El primer rayo de luz que se coló le resultó casi insoportable, obligándola a cerrar los ojos al instante. Pero tras superar ese primer obstáculo, cerró la puerta detrás de sí y comenzó a caminar por la única calle que conocía. Algunas personas pasaban cerca, percatándose de su presencia, pero seguían su camino sin más.
Las calles estaban vivas, llenas de actividad. El día de intercambios era una de las pocas ocasiones en las que Aonaran no parecía tan desolada. Carretas abarrotadas de animales que nunca había visto pasaban a su alrededor. Pájaros de colores vibrantes, roedores, gatos, perros e incluso serpientes extrañas eran transportados en jaulas improvisadas.
El aire estaba impregnado de los olores exquisitos de las flores. Kaia nunca había visto tantas rosas en su vida; una carreta iba repleta de ellas, en tonos de rojo, blanco y rosado, como si hubiera toda una gama infinita de colores.
Se detuvo al ver a varios hombres descargando con destreza lonas desde una casa y cargándolas en una carreta. Con cautela, se acercó a una de las lonas que estaba en el suelo y la abrió. Dentro, había piedras amarillas, muy diferentes a las que su padre solía pulir. Le parecieron feas a simple vista. Tomó algunas y se las acercó a la máscara para verlas mejor.
—¡Un ladrón! —gritó una mujer desde dentro de la casa.
El corazón de Kaia dio un vuelco. Apenas tuvo tiempo de reaccionar antes de que uno de los hombres intentara atraparla. Corrió tan rápido como pudo, escabulléndose entre la multitud. No entendía de dónde había salido tanta gente. Chocó contra un hombre que llevaba un jarrón de cerámica, y el jarrón cayó a sus pies, haciéndose añicos. El hombre la maldijo, pero Kaia siguió corriendo, sin detenerse, hasta que el agotamiento la venció.
Se apoyó en un árbol, jadeando. La máscara la asfixiaba, el calor era insoportable. Nunca había corrido tanto, y nunca había salido de su casa. Sentía la tentación de quitarse la máscara; el aire empezaba a faltar.
Llevó una mano al nudo de tela que mantenía la máscara en su lugar, pero se detuvo. Las palabras de su madre resonaban con fuerza en su cabeza, junto con las advertencias que la Guardia repetía cada mañana:
"Buenos días, ciudadanos.
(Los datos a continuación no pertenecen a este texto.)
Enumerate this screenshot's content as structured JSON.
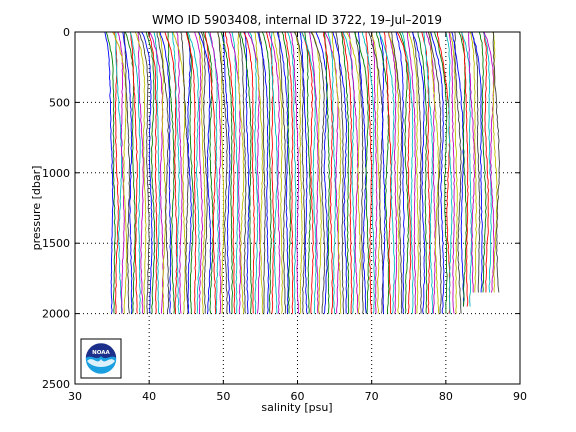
{
  "chart_data": {
    "type": "line",
    "title": "WMO ID 5903408, internal ID 3722, 19–Jul–2019",
    "xlabel": "salinity [psu]",
    "ylabel": "pressure [dbar]",
    "xlim": [
      30,
      90
    ],
    "ylim": [
      0,
      2500
    ],
    "y_reversed": true,
    "grid": true,
    "grid_style": "dotted",
    "x_ticks": [
      30,
      40,
      50,
      60,
      70,
      80,
      90
    ],
    "y_ticks": [
      0,
      500,
      1000,
      1500,
      2000,
      2500
    ],
    "profiles": {
      "count": 140,
      "offset_psu": 0.375,
      "first_surface_salinity": 33.9,
      "deep_salinity_range": [
        34.9,
        35.0
      ],
      "surface_pressure": 0,
      "bottom_pressure_main": 2000,
      "bottom_pressure_last": 1850,
      "colors": [
        "#0000ff",
        "#008000",
        "#ff0000",
        "#00bfbf",
        "#bf00bf",
        "#bfbf00",
        "#404040"
      ]
    }
  },
  "logo": {
    "text": "NOAA",
    "colors": {
      "top": "#1c2f8a",
      "bottom": "#1aa0e0",
      "ring": "#ffffff"
    }
  }
}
La Guardia Escarlata les recuerda, como es costumbre, las reglas que nos permiten vivir en paz con los demonios...
Decreto número uno: ningún habitante de Aonaran debe quitarse la máscara.
Decreto número dos: ningún habitante debe ver su rostro o el de otro.
Decreto número tres: los adornos, collares, anillos, ropa de colores brillantes están prohibidos.
Aquel que incumpla estas reglas enfrentará la muerte, pues pondrá en peligro a la comunidad y atraerá a los demonios que buscan poseerlo.
Recuerden: los demonios habitan en cada uno de ustedes, y es su deber mantenerlos bajo control. Quitarse la máscara liberará fuerzas poderosas que los poseerán hasta la locura."